Radiomics is a quantitative tool for digital image analysis. This systematic review
aims to investigate the scientific articles to evaluate the potential implications
of Radiomics analysis in Dentomaxillofacial Radiology (DMFR). Studies regarding Radiomics
applications in DMFR and human samples, in vivo study, a case reports/series if >=
5 samples were included, while case reports/series if < 5 samples, articles other
than in English, abstracts without full text, and studies published before 2015 were
excluded. Fifty-one articles were selected from 3789 literatures. The QUADAS-2 tool
was used for risk of bias assessment. The accuracy of predicting dentomaxillofacial
pathologies was considered as the primary outcome, and the modeling type of Radiomics
was considered as the secondary outcome. A meta-analysis could not be performed due
to the lack of information and standardization among the reported accuracies. The
reported accuracies were found between 0.66 and 99.65%. Logistic regression (n = 6)
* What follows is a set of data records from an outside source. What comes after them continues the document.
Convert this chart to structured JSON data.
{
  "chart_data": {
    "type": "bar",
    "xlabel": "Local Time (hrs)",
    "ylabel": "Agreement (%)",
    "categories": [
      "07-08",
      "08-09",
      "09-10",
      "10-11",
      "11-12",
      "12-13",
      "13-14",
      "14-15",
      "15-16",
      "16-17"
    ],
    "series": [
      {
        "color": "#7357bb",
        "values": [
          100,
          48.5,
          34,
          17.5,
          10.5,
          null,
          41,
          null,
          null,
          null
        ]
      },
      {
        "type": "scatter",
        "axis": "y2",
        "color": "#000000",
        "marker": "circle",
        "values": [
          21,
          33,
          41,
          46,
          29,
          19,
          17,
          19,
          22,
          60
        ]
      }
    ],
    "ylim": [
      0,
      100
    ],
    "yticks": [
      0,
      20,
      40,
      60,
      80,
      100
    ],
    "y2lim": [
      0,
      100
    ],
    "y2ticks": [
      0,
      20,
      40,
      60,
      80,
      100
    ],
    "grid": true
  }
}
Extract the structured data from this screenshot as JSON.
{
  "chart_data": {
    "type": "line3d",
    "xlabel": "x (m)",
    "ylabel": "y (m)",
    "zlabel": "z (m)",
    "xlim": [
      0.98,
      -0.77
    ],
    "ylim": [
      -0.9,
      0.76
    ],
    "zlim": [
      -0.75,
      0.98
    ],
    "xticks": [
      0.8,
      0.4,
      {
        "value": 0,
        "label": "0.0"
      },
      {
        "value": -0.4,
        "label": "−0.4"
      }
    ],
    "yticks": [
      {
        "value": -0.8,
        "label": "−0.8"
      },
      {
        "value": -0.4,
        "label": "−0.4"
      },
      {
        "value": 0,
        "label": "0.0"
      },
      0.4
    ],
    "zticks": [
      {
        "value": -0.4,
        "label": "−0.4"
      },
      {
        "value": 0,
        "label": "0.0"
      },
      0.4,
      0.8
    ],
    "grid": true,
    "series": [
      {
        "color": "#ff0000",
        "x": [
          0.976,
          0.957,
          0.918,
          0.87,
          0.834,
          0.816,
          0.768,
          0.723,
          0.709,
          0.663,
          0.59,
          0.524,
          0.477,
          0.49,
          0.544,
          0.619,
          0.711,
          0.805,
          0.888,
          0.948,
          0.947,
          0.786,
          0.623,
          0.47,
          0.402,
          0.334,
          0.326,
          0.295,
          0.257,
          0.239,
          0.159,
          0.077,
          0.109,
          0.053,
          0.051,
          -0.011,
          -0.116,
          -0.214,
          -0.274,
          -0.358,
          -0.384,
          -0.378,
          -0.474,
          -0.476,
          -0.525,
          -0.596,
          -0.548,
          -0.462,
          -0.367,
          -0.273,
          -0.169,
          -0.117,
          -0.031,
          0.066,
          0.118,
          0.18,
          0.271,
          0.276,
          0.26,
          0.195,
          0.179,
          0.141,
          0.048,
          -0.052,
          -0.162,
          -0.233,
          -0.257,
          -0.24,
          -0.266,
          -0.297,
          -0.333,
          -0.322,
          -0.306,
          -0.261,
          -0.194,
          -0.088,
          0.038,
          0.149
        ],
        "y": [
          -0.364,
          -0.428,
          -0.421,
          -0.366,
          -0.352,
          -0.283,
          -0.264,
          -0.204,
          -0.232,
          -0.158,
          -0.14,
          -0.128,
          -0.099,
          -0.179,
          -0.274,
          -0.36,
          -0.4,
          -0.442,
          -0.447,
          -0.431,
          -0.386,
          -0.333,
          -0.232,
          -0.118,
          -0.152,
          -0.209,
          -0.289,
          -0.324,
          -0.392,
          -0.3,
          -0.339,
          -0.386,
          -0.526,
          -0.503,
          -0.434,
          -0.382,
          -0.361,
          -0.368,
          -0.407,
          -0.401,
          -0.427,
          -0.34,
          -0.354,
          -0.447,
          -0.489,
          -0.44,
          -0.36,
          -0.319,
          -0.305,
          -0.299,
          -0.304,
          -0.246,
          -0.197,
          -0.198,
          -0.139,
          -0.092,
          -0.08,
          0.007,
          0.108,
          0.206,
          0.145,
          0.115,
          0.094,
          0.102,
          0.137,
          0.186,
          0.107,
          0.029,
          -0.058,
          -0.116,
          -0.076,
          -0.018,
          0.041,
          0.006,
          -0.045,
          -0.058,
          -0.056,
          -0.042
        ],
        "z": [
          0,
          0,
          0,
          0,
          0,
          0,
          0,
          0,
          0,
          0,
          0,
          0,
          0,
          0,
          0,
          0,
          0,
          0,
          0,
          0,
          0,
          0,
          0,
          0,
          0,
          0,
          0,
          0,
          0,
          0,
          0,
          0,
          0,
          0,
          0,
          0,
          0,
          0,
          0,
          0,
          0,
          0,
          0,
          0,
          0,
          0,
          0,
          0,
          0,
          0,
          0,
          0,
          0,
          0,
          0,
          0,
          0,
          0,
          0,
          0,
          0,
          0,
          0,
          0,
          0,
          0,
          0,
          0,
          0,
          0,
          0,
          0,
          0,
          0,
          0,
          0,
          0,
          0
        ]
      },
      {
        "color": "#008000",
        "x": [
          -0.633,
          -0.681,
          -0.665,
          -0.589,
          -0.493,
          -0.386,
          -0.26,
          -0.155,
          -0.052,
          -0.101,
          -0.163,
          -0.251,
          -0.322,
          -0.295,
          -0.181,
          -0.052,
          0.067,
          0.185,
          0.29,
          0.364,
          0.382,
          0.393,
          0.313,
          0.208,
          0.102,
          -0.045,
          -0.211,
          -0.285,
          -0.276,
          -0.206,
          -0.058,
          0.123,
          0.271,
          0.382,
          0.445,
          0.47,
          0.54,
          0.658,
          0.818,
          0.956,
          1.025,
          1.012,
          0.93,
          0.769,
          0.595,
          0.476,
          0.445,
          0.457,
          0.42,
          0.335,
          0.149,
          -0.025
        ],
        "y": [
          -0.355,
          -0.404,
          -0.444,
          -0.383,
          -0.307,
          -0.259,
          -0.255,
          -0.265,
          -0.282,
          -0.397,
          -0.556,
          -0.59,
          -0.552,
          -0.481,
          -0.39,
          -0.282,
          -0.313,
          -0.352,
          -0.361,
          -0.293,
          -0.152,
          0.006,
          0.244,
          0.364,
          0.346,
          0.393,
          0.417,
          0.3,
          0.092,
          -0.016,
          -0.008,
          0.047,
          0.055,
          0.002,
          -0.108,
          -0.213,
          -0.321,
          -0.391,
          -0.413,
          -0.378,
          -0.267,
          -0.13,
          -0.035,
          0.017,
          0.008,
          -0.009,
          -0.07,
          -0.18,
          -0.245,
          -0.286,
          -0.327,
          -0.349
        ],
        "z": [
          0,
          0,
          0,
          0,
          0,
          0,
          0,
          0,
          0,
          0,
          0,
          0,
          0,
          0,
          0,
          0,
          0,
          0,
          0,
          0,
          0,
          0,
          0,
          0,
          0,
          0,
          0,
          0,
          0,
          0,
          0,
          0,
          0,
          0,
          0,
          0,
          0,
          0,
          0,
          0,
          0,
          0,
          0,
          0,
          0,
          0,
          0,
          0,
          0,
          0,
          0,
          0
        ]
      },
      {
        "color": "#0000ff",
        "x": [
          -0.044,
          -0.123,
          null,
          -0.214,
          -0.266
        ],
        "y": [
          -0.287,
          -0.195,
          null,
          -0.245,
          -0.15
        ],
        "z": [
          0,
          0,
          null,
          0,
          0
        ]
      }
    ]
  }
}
was found to be the most common Radiomics modeling type, followed by Support Vector
Machine and Decision Tree (n = 5). Second-order statistics (n = 38) was the most common
type of Radiomics application, followed by first-order (n = 26), higher-order (n =
20), and shape-based (n = 15) statistics. Further work is needed to increase standardization
in the Radiomics workflow. Quantitative image analysis is an alternative tool for
conventional visual radiographic evaluation. Radiomics systems depend on elements
such as imaging modality, feature type, data mining, or statistical method. Radiomics
applications do not justify digital transformation on their own, but the potential
of its integration into the digital workflow is considerable.